Pourquoi les utilisateurs silencieux des réseaux sociaux ne sont pas passifs
Parcourir un fil d'actualité sans jamais réagir, c'est un geste que nous faisons souvent sans lui accorder d'importance — et pourtant, selon une synthèse relayée par Sain et Naturel, ces utilisateurs…
Soline Béranger·mis à jour 07 septembre 2026

Parcourir un fil d'actualité sans jamais réagir, c'est un geste que nous faisons souvent sans lui accorder d'importance — et pourtant, selon une synthèse relayée par Sain et Naturel, ces utilisateurs silencieux ne seraient ni timides, ni désengagés: ils auraient simplement compris très tôt qu'être vu ne signifie pas être connu. Une distinction qui, lorsqu'on s'y arrête un instant, fait résonner bien des silences que nous avons nous-mêmes entretenus dans nos échanges en ligne.
L'observation silencieuse, une pratique bien plus vaste qu'on ne l'imagine
Sur les réseaux sociaux, ceux qui publient fréquemment donnent aisément l'impression de représenter la norme. Pourtant, cette visibilité masque une réalité que la recherche a documentée de longue date. Dès 2006, le chercheur Jakob Nielsen a théorisisé ce qu'il appelait l'inégalité de participation: environ 90 % des membres d'une communauté en ligne se contentent d'observer, 9 % participent de manière occasionnelle, et à peine 1 % produit l'essentiel du contenu. Nielsen précisait qu'il s'agissait d'une estimation — et non d'une règle absolue —, mais des données publiées par Pew Research sont venues illustrer cette concentration. Dans une étude portant sur 2 791 adultes américains dont le compte Twitter avait été analysé, les 10 % d'utilisateurs les plus actifs généraient 80 % des tweets. L'utilisateur médian parmi les 90 % restants ne publiait que deux fois par mois.
Autrement dit, ce que nous percevons comme une conversation partagée est en grande partie le reflet d'une minorité particulièrement audible.
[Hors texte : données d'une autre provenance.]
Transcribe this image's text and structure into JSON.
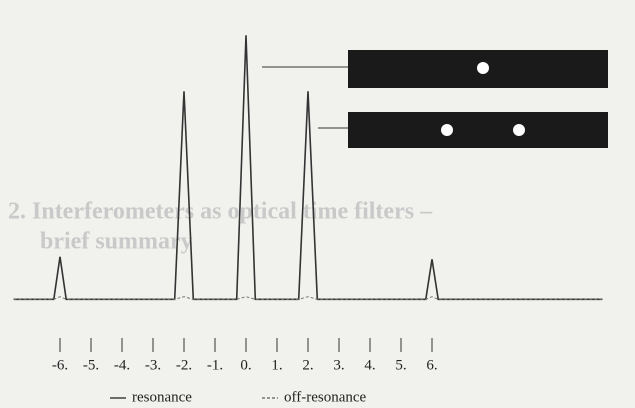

Le fil d'actualité, cet espace que nous consultons parfois comme on feuillette un journal intime collectif, est en réalité un lieu où seules quelques voix résonnent très fort — et où d'innombrables présences se taisent sans pour autant se détourner.
Les motivations d'un silence qui n'est pas passivité
Qualifier ces utilisateurs de « rôdeurs » — un terme assez peu flatteur qui suggère une forme de surveillance suspecte —, c'est confondre l'absence de geste visible avec l'absence d'implication. Blair Nonnecke et Jenny Preece ont mené des entretiens approfondis auprès d'utilisateurs silencieux et ont identifié 79 raisons différentes expliquant leur non-participation. Une enquête complémentaire, réalisée au sein de communautés du réseau Microsoft, a révélé que la motivation la plus fréquemment citée était d'une simplicité désarmante: certaines personnes trouvaient dans la lecture seule tout ce dont elles avaient besoin.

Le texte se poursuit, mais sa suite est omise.